Physical characteristics
- • location: Rondônia state
- • location: Guaporé River
- • coordinates: 12°12′41″S 64°35′42″W﻿ / ﻿12.211400°S 64.595044°W

Basin features
- River system: Guaporé River

= Cautário River =

The Cautário River (Rio Cautário) is a river of Rondônia state in western Brazil. It is a right tributary of the Guaporé River.

==Course==

The Cautário River rises in the Uru-Eu-Wau-Wau Indigenous Territory.
It is fed by streams from the 650 m Serra Uopianes and the 750 m Serra Pacaás Novos.
The river runs in a southwest direction, forming the boundary between the Rio Cautário Federal Extractive Reserve and the Rio Cautário State Extractive Reserve.
It flows into the Guaporé/Mamoré river, which in turn feeds the Madeira River at the city of Nova Mamoré.

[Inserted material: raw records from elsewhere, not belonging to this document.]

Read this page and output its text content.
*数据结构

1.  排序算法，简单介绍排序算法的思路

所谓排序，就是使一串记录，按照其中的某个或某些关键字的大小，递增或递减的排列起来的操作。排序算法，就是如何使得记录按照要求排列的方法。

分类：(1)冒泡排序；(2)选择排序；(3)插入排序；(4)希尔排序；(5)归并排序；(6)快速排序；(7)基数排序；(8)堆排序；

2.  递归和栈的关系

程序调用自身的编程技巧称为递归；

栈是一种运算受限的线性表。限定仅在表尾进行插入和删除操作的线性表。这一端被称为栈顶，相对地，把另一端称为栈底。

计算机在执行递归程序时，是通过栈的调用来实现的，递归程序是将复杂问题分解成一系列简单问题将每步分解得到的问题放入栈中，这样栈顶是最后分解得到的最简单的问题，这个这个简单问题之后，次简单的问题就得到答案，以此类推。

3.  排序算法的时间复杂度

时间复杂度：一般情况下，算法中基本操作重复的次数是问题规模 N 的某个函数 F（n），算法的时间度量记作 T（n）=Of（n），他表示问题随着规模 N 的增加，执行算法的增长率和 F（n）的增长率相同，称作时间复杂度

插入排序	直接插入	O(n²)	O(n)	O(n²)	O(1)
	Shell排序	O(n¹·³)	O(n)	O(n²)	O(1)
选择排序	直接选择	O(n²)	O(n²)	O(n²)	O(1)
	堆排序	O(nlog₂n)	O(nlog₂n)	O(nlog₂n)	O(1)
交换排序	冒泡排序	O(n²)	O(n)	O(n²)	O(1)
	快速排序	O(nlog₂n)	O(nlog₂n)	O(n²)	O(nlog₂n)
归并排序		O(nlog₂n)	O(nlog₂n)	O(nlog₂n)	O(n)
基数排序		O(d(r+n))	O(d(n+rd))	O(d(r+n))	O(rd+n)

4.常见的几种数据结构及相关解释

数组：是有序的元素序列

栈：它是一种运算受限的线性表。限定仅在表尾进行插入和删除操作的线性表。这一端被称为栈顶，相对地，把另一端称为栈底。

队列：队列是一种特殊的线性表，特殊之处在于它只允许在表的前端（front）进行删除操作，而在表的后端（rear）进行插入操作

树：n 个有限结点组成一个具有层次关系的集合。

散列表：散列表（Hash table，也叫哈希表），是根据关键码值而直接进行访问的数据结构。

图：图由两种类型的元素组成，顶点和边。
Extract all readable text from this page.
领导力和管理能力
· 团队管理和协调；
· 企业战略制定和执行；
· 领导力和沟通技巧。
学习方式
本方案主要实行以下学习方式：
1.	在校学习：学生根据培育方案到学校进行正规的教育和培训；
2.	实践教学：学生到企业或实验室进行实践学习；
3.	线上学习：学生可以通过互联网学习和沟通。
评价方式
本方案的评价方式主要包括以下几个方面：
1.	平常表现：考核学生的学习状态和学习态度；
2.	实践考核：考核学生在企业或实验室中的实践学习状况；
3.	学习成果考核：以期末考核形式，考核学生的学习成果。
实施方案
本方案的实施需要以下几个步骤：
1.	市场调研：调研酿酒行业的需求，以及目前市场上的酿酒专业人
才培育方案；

The Cautário River has clear waters fed by a region without major deforestation and silting of the river's margins.
It has rapids, but always with a drop of less than 2 m.
These include Bom Destino, Desengano, Esperança and Cujubim.
The most rugged stretch is between Redenção e Bom Destino.
It is navigable, even in the middle section around Bom Destino, but only in the rainy season.
During the dry season the river bed has extensive sandbanks.